Engineering the Future of Software
April 10–11, 2016: Training
April 11–13, 2016: Conference
New York, NY

How to have your causality and wall clocks too

Jonathan Moore (Comcast Cable)
3:50pm–4:40pm Tuesday, 04/12/2016
Distributed systems
Location: Beekman Parlor Level: Intermediate
Average rating: *****
(5.00, 2 ratings)

Prerequisite knowledge

Attendees should have a basic familiarity with NTP.

Description

Jon Moore describes evolving research into distributed monotonic clocks (DMCs), which can reflect causality like Lamport clocks while retaining a component that stays close to the wall-clock time that is meaningful to human operators, allowing application timestamps to come out in the right order even without perfect clock synchronization.

Jon very briefly covers the background of the problem and prior art, including Lamport clocks and the challenges NTP brings. The key issue is that if there is imperfect clock synchronization in a service-oriented architecture where application logs get generated and then collected for central analysis, the timestamps on log entries from different servers can come out in the wrong order, making production support difficult.

Jon explores the hybrid logical clock (HLC) proposed by Kulkarni, Demirbas, Madeppa, Avva, and Leone and explains why this solution almost provides the best of both worlds by combining system clock time with Lamport clock-like causality tracking. However, HLC has a glaring problem: a single server with an out-of-sync clock that is significantly ahead can drag all the logical clocks in the cluster into the “future” with no easy recovery mechanism.

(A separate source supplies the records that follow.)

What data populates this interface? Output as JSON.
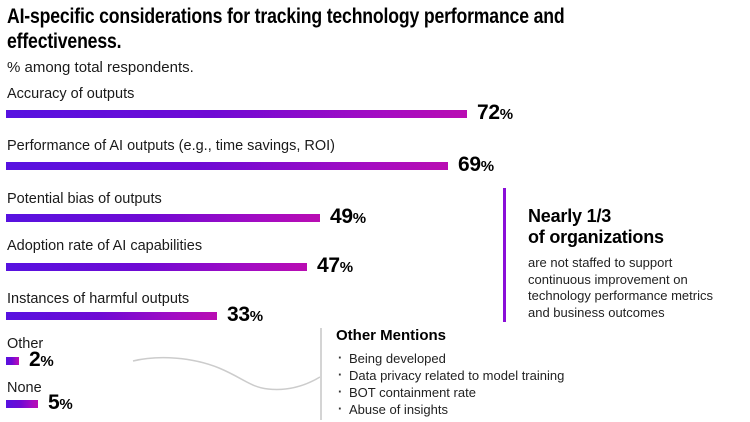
{
  "header": {
    "title": "AI-specific considerations for tracking technology performance and effectiveness.",
    "subtitle": "% among total respondents."
  },
  "chart_data": {
    "type": "bar",
    "orientation": "horizontal",
    "unit": "%",
    "title": "AI-specific considerations for tracking technology performance and effectiveness.",
    "subtitle": "% among total respondents.",
    "categories": [
      "Accuracy of outputs",
      "Performance of AI outputs (e.g., time savings, ROI)",
      "Potential bias of outputs",
      "Adoption rate of AI capabilities",
      "Instances of harmful outputs",
      "Other",
      "None"
    ],
    "values": [
      72,
      69,
      49,
      47,
      33,
      2,
      5
    ],
    "value_labels": [
      "72%",
      "69%",
      "49%",
      "47%",
      "33%",
      "2%",
      "5%"
    ],
    "xlim": [
      0,
      100
    ],
    "grid": false,
    "bar_gradient": [
      "#5712e0",
      "#b90db2"
    ]
  },
  "callout": {
    "heading_line1": "Nearly 1/3",
    "heading_line2": "of organizations",
    "body": "are not staffed to support continuous improvement on technology performance metrics and business outcomes",
    "accent_color": "#8a0ed8"
  },
  "other_mentions": {
    "title": "Other Mentions",
    "items": [
      "Being developed",
      "Data privacy related to model training",
      "BOT containment rate",
      "Abuse of insights"
    ]
  }
}
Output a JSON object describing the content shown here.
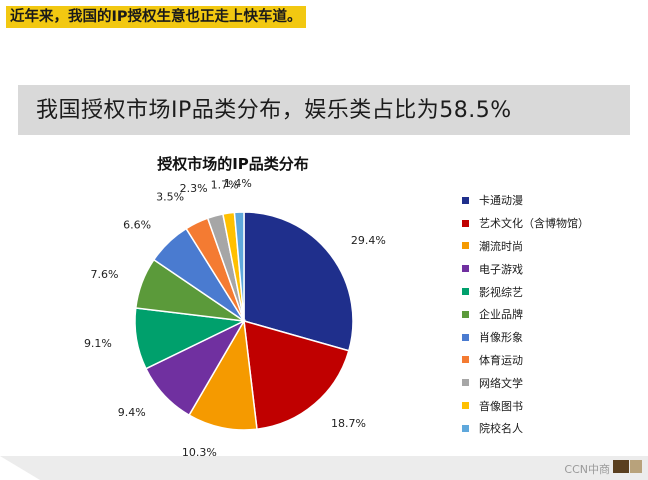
{
  "caption": "近年来，我国的IP授权生意也正走上快车道。",
  "slide": {
    "title": "我国授权市场IP品类分布，娱乐类占比为58.5%"
  },
  "chart_data": {
    "type": "pie",
    "title": "授权市场的IP品类分布",
    "legend_position": "right",
    "categories": [
      "卡通动漫",
      "艺术文化（含博物馆）",
      "潮流时尚",
      "电子游戏",
      "影视综艺",
      "企业品牌",
      "肖像形象",
      "体育运动",
      "网络文学",
      "音像图书",
      "院校名人"
    ],
    "values": [
      29.4,
      18.7,
      10.3,
      9.4,
      9.1,
      7.6,
      6.6,
      3.5,
      2.3,
      1.7,
      1.4
    ],
    "labels": [
      "29.4%",
      "18.7%",
      "10.3%",
      "9.4%",
      "9.1%",
      "7.6%",
      "6.6%",
      "3.5%",
      "2.3%",
      "1.7%",
      "1.4%"
    ],
    "colors": [
      "#1f2f8c",
      "#c00000",
      "#f59a00",
      "#7030a0",
      "#00a06c",
      "#5b9a3a",
      "#4a7bd0",
      "#f47b32",
      "#a6a6a6",
      "#ffc000",
      "#5fa8dc"
    ]
  },
  "footer": {
    "brand": "CCN中商"
  }
}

Jon describes two brand new extensions to HLC. First, he demonstrates how to introduce an “epoch” component to allow for an operational “reset” of a system that has gotten stuck in the future. Second, he outlines a novel coordination protocol that allows systems to detect when their clocks are significantly ahead of the median system clock for the cluster and avoid dragging everyone else with them.

Because this new DMC scheme runs as a “piggyback” protocol on top of existing application message exchanges, the coordination protocol has several unusual constraints: nodes do not have awareness of cluster topology or size, can only send messages to neighbors, and cannot decide when messages are sent or even to which neighbors they will be sent. The protocol also has to scale to very large clusters and requires only a modest amount of per-node state and per-message space. Jon presents some preliminary, promising research results about DMC and discusses some of the open questions and future opportunities in this space.

Although Jon focuses mostly on the DMC coordination protocol, he’ll also include a brief introduction to the general class of population protocols that can be used to model ad hoc sensor networks and other IoT settings.

Photo of Jonathan Moore

Jonathan Moore

Comcast Cable

Jon Moore is the chief software architect at Comcast Cable, where he focuses on delivering a core set of scalable, performant, robust software components for the company’s varied software product development groups. Jon specializes in the “art of the possible,” finding ways to coordinate working solutions for complex problems and deliver them on time. He is equally comfortable leading and managing teams and personally writing production-ready code and has a passion for software engineering, continuously learning, and teaching colleagues new ways to deliver working, maintainable software with ever-higher quality and ever-shorter delivery times. His interests include distributed systems, fault tolerance, building healthy and engaging engineering cultures, and Texas Hold’em. Jon holds a PhD in computer and information science from the University of Pennsylvania. He resides in West Philadelphia, although he was neither born nor raised there and does not spend most of his days on playgrounds.